Telecom is one of the hardest places to make self-service work. The data is dense, the customers are sophisticated, the regulatory and contractual constraints are heavy, and the cost of getting it wrong is measured in churned tier-1 accounts. When intelligent self-service works in this environment — and it works well enough to move MTTR by 200%, FCR by 130%, and NPS measurably upward — it is not a coincidence of effort. It is the product of architecture.
This engagement validated EXA as a discipline that scales beyond any single industry. The same three pillars that unify a global energy operator or stand up a healthcare SaaS platform — scale, intelligence, clarity — translate directly into a B2B telecom self-service ecosystem. The premise holds: at the scale of complex digital ecosystems, the product is the system. You cannot patch a self-service portal onto a fragmented support model and expect the customer to feel confidence; you have to architect the underlying experience to be coherent across every channel before any one screen can earn the customer's trust.
It also validated something subtler.
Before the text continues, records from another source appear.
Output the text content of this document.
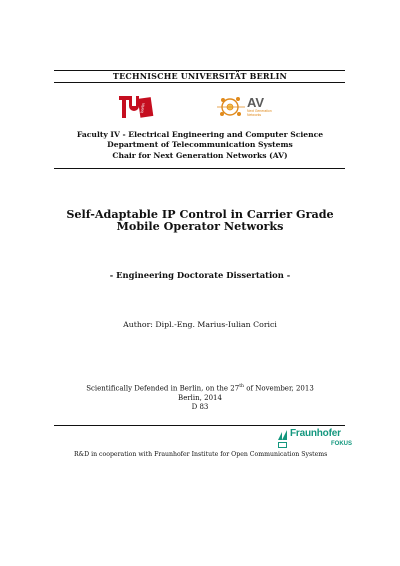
TECHNISCHE UNIVERSITÄT BERLIN
berlin	AV
Next Generation
Networks
Faculty IV - Electrical Engineering and Computer Science
Department of Telecommunication Systems
Chair for Next Generation Networks (AV)
Self-Adaptable IP Control in Carrier Grade
Mobile Operator Networks
- Engineering Doctorate Dissertation -
Author: Dipl.-Eng. Marius-Iulian Corici
Scientifically Defended in Berlin, on the 27th of November, 2013
Berlin, 2014
D 83
Fraunhofer
FOKUS
R&D in cooperation with Fraunhofer Institute for Open Communication Systems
The platform anticipated the AI-first wave by years — not because the team predicted the trend, but because the EXA discipline starts from the question "what should the system decide on the user's behalf?" rather than "what controls should we expose?" That question, asked rigorously enough, leads to proactive intelligence as a natural conclusion. The technology to deliver it has only gotten easier since. The architectural framing — designing for autonomous control, intelligent insights, and humans rather than corporations — is the durable part. Do the hard work to make it simple. That principle is what makes the rest of it work.